Patrisha McLean prefers not talking about her ex-husband, but is infuriated with people in the music and publishing industries who continue to do business with him.

“I think it’s absolutely disgusting, and I think it’s standard operating procedure. When it comes to money, people look the other way,” she said. “And then they always say, ‘Oh we didn’t know’ if there is an uproar. But it takes a lot for there to be an uproar.”

That is particularly true with McLean, who has a history of attacking his attackers, including newspapers that have written about his wife’s exhibitions and others who have spoken against him. Robert Gregg, a longtime friend of both Patrisha and Don McLean, who managed McLean’s website for years, declined to speak on the record for this story, because he said McLean has threatened to sue him if he speaks publicly about him. Their falling out stemmed from Gregg’s support of Patrisha McLean when the abuse charges surfaced.

In an interview with the Atlantic City Weekly ahead of his concert there Friday night, McLean said he was eager to resume touring. “I just like the idea of moving and seeing things, and I have a desire to be out in the world,” he told the newspaper. “Having sat for a year and a half without being able to travel confirmed for me that I will die on stage. I made the most of it (the pandemic), but I don’t want to do that again, so I’m going to find a way to always keep working.”

With the concert business picking back up, McLean’s performance schedule remains light at this time, with just one September date listed on his website after this weekend. The pandemic dashed his plans for a 50th anniversary world tour for “American Pie,” which would have begun Feb. 3, 2021, at the Surf Ballroom in Iowa, the setting of his song about the day the music died.
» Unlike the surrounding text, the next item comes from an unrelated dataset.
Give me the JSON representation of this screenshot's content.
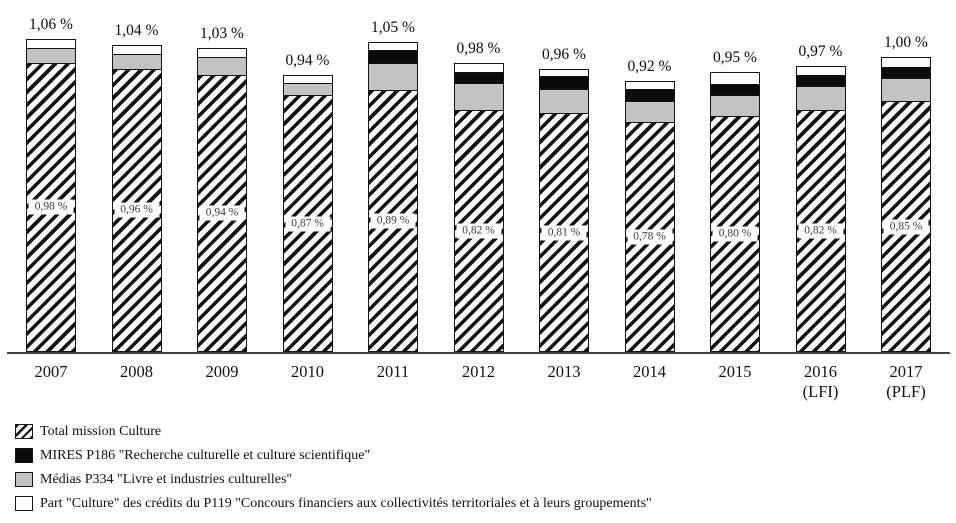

The tour also was scheduled to go to Australia, New Zealand, England, Ireland “and many more places to be announced soon!” according to a December 2020 post on his website.

For now, those places include the ports of call for the Rock Legends Cruise IX, sailing from Cape Canaveral on Feb. 14-18, 2022, with the bands Styx, the Outlaws and others. The executive director of the Surf Ballroom in Iowa said there were discussions about rescheduling McLean for February 2022, but she declined to speak on the record about those plans or McLean’s personal history.


McLean’s last public performance in Maine was July 2015 at the Lobster Festival in Rockland. He last performed in Portland in 2014 at the Maine Music Awards Hall of Fame Show, and appeared with the Portland Symphony Orchestra for the city’s July Fourth fireworks celebration in 2013.

Chuck Kruger, who booked entertainment for the Lobster Festival in Rockland before retiring in 2018, was quoted in the Press Herald after McLean’s arrest as saying he would never hire him for a family event again. “I felt that way then and still do,” Kruger said. “What I always wanted to see with Don was at least him acknowledging the reality that domestic violence is a big problem in this country. I understand he does not want to hurt his career, but the guy has a lot of money to live on for as long as he wants to. I am not thrilled with his choices.”

If McLean called looking for a show, Kruger said he would talk with him about an apology before offering a gig. “If we did get into a real conversation, I might advise him he should come clean and acknowledge the problem in our society, or at least fess up,” Kruger said.

“But I don’t expect he will call me. I expect he saw that quote in the Press Herald. But who knows? We are going through a lot of changes. We are not going back to the old normal. That is not in the future, in my opinion. There is new awareness, thanks to the efforts of Patrisha and others. This is a Don McLean problem, but it’s also a society problem. We have to become better men. Men have to do a better job being decent.”